Third, identify why the new behavior matters to your partner’s wellbeing and growth. Easing your irritation, for example, is not a compelling cause. Wider social consequences or personal values, however, are great motivators. So, is your partner’s lack of GTD skills affecting the kids, friends, family, their wellbeing? Sharing this information will help you not only convey respect but also care and concern. I think this is the essence of Start with Heart.
Be Bold as Love
When you feel you are ready to speak respectfully, speak directly. No nudging needed. Convey your respect and intent, then point out a few of the problems arising in your partner’s life, your life, or the lives of others because of your partner’s behaviors. If you’ve done the internal work, your feedback should come across as courageous concern, not coercive criticism.

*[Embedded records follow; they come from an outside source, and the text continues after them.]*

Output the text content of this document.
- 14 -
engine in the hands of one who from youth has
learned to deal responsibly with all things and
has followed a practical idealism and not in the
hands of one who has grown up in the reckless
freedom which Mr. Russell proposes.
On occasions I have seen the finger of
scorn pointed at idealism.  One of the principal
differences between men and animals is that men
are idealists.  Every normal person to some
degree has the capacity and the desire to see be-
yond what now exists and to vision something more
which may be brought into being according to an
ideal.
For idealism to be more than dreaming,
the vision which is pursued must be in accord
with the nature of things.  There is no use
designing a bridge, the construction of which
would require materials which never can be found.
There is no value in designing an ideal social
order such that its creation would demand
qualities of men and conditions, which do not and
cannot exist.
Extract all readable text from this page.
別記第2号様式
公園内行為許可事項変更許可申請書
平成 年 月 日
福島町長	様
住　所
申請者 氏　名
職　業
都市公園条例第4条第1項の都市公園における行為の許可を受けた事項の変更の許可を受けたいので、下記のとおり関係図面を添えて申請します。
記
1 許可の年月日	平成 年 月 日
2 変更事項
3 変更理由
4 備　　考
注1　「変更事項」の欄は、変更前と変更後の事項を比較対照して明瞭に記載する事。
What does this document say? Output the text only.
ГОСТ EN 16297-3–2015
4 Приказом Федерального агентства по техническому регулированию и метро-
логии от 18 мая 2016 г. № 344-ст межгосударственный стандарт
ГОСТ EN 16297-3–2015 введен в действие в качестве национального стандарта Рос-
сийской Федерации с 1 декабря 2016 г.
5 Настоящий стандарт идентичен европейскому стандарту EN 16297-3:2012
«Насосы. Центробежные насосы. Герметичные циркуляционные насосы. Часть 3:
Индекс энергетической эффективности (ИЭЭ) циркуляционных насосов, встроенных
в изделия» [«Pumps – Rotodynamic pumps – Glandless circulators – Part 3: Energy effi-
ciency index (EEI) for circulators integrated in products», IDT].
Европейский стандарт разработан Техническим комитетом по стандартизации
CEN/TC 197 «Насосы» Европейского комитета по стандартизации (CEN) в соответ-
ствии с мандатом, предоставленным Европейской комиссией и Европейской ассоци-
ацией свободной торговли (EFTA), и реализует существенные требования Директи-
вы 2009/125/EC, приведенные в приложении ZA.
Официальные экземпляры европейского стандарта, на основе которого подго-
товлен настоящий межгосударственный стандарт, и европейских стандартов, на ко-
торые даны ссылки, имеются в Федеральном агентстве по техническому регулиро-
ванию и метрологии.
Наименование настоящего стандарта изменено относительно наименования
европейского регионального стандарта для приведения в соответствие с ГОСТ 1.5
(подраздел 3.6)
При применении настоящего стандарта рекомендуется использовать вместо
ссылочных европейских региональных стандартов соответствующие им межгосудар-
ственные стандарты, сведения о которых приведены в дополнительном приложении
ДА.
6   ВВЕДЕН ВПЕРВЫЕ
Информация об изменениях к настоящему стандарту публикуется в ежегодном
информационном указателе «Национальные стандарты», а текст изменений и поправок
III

Over the years I have developed my own scripts for preparing someone for feedback based on the skills taught in Crucial Conversations, and they look something like this:
“What I’m about to say may feel confrontational. Please know that I’m speaking up because I respect you enough to be honest with you, and because I care about you and our work.”
Then say the hard things.
With those who can be sensitive to feedback, I have said something like this:
“I know this may be hard to hear, but I want you to know I’m telling you this because I care. We can’t always see our own shortcomings and mistakes, and we all depend on feedback from each other to become better versions ourselves. That’s how we grow. And this is only my perspective—you’re free to disagree. I only ask that you thoughtfully consider it.”
Then say the hard things.
I have watched defensiveness dissolve in seconds with the sincere expression of respect and concern. Reflect on these principles and examples and come up with your own approach.
Keep the Dialogue Going
After you’ve shared your perspective, ask your partner, “How do you see it?” Then listen. And be open to a later discussion. Feedback, no matter how well it’s delivered, often takes time to process (learn more in this article). Wherever the conversation goes, make it clear to your partner you respect them and ongoing dialogue more than getting your way. If your partner responds to the feedback, it will be evident with curiosity and questions. You’ll now have a partner receptive to suggestions. Share why you think the GTD skills can help.
Find Joy in Their Strengths
Finally, find joy in your partner’s strengths. In the end, your partner may not be open to the behaviors you suggest. They may disagree with your perspective. Don’t get hung up on this. Each of us is comprised of many qualities, some bad, some good. Try to focus on your partner’s good qualities and continue improving your own.